Carbohydr Polym. 2023 Aug 1;313:120764. doi: 10.1016/j.carbpol.2023.120764. Epub 2023 Mar 6.
This research investigated edible Pickering emulsions stabilized by polysaccharide complexes as inks for food 3D printing. The interface membrane structure in the Pickering emulsion system was formed using complexes consisting of β-cyclodextrin (β-CD) and carboxymethyl cellulose (CMC). Except for provide sufficient steric barrier and electrostatic repulsion to increase the stability of the Pickering emulsions, the interface membrane constructs also can demonstrate good biphasic wettability and lower oil/water interfacial tension. The hydrophilicity of complexes (β-CD/CMC) was mainly adjusted by the ratio of β-CD/CMC (R) and the substitution degree (DS) of CMC, which further adjusted the physical and chemical properties of Pickering emulsion to make it correspond to the rheological behavior applied to 3D printing. The stable Pickering emulsion (R = 2:2, DS = 1.2, weight ratio of oil phase (φ) = 65 %) displayed excellent printing potential by characterizations analysis of Pickering emulsions. The smoothness, viscosity, and self-supporting ability of the Pickering emulsion under the optimized conditions were further analyzed using a filling density printing experiment of a cuboid model. The emulsifying properties of β-CD were adjusted by hydrophilic CMC to achieve the required amphipathic properties of the complexes to develop Pickering emulsions for food 3D printing.

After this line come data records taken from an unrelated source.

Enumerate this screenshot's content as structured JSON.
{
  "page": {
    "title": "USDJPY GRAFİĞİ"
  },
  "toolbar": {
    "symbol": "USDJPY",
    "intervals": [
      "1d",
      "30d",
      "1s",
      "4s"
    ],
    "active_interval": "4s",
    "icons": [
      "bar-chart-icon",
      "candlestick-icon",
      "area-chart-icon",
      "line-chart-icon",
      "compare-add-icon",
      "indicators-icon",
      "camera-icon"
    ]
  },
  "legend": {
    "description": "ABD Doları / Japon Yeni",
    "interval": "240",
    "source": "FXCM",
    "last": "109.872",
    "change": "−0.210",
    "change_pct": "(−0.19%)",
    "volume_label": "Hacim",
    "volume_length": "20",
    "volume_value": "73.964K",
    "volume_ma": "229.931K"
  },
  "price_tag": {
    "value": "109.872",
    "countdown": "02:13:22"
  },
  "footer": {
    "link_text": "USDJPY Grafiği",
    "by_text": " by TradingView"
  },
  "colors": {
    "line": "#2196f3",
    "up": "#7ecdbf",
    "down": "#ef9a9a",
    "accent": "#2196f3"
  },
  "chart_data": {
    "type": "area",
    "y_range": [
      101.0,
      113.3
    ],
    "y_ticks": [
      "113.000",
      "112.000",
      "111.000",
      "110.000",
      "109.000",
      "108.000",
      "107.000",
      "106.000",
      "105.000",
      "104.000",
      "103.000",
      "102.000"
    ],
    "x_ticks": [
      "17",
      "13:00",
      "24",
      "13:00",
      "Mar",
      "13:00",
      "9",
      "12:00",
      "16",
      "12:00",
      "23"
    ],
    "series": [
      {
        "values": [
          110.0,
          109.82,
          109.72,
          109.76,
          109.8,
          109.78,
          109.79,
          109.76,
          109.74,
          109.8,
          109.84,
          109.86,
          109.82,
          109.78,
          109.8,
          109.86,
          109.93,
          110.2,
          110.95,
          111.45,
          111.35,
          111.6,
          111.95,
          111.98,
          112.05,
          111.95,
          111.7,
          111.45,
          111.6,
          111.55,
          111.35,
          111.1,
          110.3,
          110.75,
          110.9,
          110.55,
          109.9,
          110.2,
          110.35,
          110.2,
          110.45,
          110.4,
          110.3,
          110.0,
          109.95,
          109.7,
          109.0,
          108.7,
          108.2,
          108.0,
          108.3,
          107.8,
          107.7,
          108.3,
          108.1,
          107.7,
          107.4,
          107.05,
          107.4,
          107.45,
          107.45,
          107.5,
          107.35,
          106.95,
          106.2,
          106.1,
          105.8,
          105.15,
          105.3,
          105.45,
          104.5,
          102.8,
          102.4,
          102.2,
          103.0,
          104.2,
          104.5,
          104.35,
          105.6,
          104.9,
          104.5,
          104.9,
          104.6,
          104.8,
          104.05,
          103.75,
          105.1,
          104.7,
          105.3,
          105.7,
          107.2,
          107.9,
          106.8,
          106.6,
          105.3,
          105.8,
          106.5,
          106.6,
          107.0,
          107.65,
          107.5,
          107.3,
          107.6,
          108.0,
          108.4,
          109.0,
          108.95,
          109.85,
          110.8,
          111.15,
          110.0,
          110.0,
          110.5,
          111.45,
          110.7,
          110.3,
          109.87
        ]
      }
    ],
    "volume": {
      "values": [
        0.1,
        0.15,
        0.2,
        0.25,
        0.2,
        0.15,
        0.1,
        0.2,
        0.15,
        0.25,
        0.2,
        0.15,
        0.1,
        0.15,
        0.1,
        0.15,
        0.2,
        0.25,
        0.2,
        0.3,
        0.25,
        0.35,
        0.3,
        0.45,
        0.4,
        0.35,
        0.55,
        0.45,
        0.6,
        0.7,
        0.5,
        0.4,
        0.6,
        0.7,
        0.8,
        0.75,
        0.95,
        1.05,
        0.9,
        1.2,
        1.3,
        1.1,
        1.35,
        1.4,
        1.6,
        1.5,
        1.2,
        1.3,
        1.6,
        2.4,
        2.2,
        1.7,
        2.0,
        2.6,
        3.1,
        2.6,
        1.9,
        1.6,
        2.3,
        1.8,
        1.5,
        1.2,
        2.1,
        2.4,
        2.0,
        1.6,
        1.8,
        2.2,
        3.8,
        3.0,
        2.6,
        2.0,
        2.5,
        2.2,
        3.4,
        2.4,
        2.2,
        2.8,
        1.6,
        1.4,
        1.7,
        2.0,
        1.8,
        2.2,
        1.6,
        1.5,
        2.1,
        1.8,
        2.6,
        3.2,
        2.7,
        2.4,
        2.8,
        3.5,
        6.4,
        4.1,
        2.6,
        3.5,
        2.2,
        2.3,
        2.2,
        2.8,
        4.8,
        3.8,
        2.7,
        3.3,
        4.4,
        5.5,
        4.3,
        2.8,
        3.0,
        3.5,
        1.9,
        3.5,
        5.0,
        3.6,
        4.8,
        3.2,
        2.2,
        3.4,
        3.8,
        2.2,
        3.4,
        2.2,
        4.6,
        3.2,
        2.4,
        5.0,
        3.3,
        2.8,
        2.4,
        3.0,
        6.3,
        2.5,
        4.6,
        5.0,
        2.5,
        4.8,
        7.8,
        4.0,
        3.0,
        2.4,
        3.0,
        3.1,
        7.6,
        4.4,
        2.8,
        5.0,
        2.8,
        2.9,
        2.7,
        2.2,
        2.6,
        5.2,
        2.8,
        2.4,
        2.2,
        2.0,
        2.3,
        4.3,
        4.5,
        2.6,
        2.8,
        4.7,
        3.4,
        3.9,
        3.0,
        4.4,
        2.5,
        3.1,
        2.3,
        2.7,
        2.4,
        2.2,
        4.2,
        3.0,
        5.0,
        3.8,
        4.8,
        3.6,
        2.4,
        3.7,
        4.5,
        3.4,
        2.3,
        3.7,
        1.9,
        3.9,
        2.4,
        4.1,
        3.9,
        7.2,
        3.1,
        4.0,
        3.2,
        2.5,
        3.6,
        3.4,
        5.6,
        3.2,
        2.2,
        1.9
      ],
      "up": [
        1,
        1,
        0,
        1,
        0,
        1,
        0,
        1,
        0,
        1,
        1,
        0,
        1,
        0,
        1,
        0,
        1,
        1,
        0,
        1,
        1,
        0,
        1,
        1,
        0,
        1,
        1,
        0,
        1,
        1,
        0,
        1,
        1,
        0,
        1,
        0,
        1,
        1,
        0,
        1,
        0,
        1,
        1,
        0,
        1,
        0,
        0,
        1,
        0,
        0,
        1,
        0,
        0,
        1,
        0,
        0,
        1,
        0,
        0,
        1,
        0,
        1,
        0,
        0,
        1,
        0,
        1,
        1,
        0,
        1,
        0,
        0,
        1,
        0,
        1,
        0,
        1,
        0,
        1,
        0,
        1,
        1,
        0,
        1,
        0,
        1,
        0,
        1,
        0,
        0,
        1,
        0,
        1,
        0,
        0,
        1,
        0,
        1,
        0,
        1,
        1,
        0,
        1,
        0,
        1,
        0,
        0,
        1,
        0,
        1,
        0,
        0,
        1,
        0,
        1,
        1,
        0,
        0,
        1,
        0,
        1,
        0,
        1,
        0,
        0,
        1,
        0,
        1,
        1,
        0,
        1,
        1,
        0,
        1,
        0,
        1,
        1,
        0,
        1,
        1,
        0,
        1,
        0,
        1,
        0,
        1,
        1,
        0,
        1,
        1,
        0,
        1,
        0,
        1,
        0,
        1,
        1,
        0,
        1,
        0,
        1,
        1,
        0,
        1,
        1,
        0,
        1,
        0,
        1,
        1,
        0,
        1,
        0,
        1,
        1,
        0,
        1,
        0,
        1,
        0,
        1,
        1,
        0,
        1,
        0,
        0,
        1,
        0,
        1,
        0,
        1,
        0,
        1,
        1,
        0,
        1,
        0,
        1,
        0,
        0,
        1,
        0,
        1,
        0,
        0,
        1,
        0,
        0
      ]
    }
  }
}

本研究探索了多糖复合物稳定的可食用 Pickering 乳液作为食品 3D 打印的墨水。Pickering 乳液体系中的界面膜结构是由β-环糊精(β-CD)和羧甲基纤维素(CMC)组成的复合物形成的。除了提供足够的空间位阻和静电排斥来增加 Pickering 乳液的稳定性外,界面膜结构还可以表现出良好的双相比润湿性和更低的油/水界面张力。复合物(β-CD/CMC)的亲水性主要通过β-CD/CMC 的比例(R)和 CMC 的取代度(DS)来调节,这进一步调节了 Pickering 乳液的物理化学性质,使其与适用于 3D 打印的流变行为相对应。通过对 Pickering 乳液的特性分析,稳定的 Pickering 乳液(R=2:2,DS=1.2,油相(φ)重量比=65%)显示出优异的打印潜力。在优化条件下,通过长方体模型的填充密度打印实验进一步分析了 Pickering 乳液的光滑度、粘度和自支撑能力。通过亲水 CMC 调整β-CD 的乳化性能,以实现复合物所需的两亲性,从而开发用于食品 3D 打印的 Pickering 乳液。